On November 19, 2018, the Paris-based bank Société Générale SA announced that it has agreed to pay a total of $1.34 billion in penalties as part of its settlement with federal and state authorities to resolve U.S. sanctions violations involving Cuba, Iran, and Sudan. That amount is the second largest penalty ever imposed on a financial institution for U.S. economic sanctions violations. This settlement demonstrates a level of cooperation that is becoming increasingly common in large-scale investigations. Pursuant to this settlement, Société Générale entered into agreements with the New York State Department of Financial Services (DFS), the Federal Reserve, the Office of Foreign Assets Control, the U.S. Attorney’s Office for the Southern District of New York (SDNY), and the Manhattan District Attorney’s Office.
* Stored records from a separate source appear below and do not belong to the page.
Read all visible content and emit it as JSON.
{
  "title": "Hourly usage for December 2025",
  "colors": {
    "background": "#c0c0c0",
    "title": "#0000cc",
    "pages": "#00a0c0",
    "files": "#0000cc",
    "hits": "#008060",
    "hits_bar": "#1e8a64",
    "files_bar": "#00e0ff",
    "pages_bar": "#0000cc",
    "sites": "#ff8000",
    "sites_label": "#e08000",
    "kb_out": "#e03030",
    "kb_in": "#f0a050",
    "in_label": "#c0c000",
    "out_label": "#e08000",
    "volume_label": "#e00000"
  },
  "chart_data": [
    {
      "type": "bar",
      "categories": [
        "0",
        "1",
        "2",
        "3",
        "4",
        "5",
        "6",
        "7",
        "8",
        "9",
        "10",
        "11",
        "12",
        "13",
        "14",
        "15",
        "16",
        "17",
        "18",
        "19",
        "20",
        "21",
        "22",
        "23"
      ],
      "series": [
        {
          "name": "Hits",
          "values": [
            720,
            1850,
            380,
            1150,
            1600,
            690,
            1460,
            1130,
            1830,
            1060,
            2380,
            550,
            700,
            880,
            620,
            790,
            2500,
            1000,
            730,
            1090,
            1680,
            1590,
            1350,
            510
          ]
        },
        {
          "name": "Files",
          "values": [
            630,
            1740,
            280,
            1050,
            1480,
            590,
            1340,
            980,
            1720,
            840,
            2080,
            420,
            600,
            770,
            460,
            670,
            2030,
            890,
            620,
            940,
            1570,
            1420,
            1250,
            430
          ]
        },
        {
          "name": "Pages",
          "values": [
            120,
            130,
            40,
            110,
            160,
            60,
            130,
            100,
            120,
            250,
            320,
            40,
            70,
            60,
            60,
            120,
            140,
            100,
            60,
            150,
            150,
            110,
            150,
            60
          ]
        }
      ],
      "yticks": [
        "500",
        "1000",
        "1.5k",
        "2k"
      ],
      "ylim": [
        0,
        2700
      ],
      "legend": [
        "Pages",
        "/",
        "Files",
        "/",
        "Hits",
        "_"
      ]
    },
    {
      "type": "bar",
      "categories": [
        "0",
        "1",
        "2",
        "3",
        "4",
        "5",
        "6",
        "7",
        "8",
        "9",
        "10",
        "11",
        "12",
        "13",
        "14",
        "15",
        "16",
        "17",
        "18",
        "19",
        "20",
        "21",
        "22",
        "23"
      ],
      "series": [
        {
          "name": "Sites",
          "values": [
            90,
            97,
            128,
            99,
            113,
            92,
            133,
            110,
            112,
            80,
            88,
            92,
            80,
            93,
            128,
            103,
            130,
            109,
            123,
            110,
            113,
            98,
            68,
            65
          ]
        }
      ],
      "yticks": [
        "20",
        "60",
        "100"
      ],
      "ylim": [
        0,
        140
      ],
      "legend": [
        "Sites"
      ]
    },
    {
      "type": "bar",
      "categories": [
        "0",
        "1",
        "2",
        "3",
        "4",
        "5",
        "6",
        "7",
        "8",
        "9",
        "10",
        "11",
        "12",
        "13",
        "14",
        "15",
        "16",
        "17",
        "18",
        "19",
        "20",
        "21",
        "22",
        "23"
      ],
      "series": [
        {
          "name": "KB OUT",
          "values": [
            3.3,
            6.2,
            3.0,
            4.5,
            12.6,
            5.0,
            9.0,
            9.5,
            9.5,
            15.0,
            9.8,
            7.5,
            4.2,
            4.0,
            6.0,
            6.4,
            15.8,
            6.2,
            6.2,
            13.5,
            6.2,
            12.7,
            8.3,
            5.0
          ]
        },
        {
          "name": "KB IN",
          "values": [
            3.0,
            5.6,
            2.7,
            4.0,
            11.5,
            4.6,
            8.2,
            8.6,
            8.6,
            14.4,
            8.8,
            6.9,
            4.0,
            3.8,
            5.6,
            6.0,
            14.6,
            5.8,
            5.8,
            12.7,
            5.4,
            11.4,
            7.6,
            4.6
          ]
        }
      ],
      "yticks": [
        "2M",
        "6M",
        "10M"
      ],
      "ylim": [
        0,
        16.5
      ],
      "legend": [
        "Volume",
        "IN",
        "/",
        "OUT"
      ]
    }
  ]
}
This settlement is notable, however, for several reasons beyond the significant sum and numerous agencies involved. It highlights the critical importance of a robust and adequately staffed compliance program and underscores the necessity of centralized and detailed policies and procedures.
In a Consent Order related to Société Générale’s sanctions violations, DFS identified deficiencies in the bank’s sanctions compliance program and internal controls. DFS noted that the bank had no centralized sanctions compliance function, and that a group policy mentioned U.S. sanctions regulations only in passing. DFS also found that the bank lacked a global sanctions compliance training program and instead provided only sporadic training.
The importance of a strong compliance program was emphasized in a separate DFS Consent Order that Société Générale also entered into on November 19. That Consent Order related to deficiencies in the New York branch’s Bank Secrecy Act/Anti-Money Laundering (BSA/AML) compliance program, which were previously addressed in a 2009 agreement with the DFS. The DFS Consent Order noted that the bank’s BSA/AML compliance program was effective for four years following the 2009 agreement, but subsequent examinations identified deficiencies, including:
Challenges maintaining a core and stable compliance team and a lack of succession planning. DFS noted that the New York branch failed to fill the Chief Compliance and Bank Secrecy Act position for several months after employee resignations, resulting in a void of key leadership at the branch;
The New York branch’s compliance staff failed to conduct suspicious activity investigations in a timely manner;
The branch lacked a clear and defined methodology for customer risk assessment policies and procedures and did not develop a comprehensive rolling review due diligence program;
The branch’s committee on financial crime and prevention did not meet at scheduled frequencies and failed to always include key committee members when it did meet; and
Audit reports were held by Internal Audit until management of the business that was reviewed had a chance to respond to the report, contrary to “sound practice” that internal audit reports be issued at an appointed time based on written policies and procedures.
The significant penalties levied against Société Générale highlight the importance of not only adequate policies and procedures but also the importance of dedicating sufficient resources to the compliance function so that it operates in an efficient and meaningful way. Further, these sizable penalties underscore the need for continuous evaluations of any compliance program.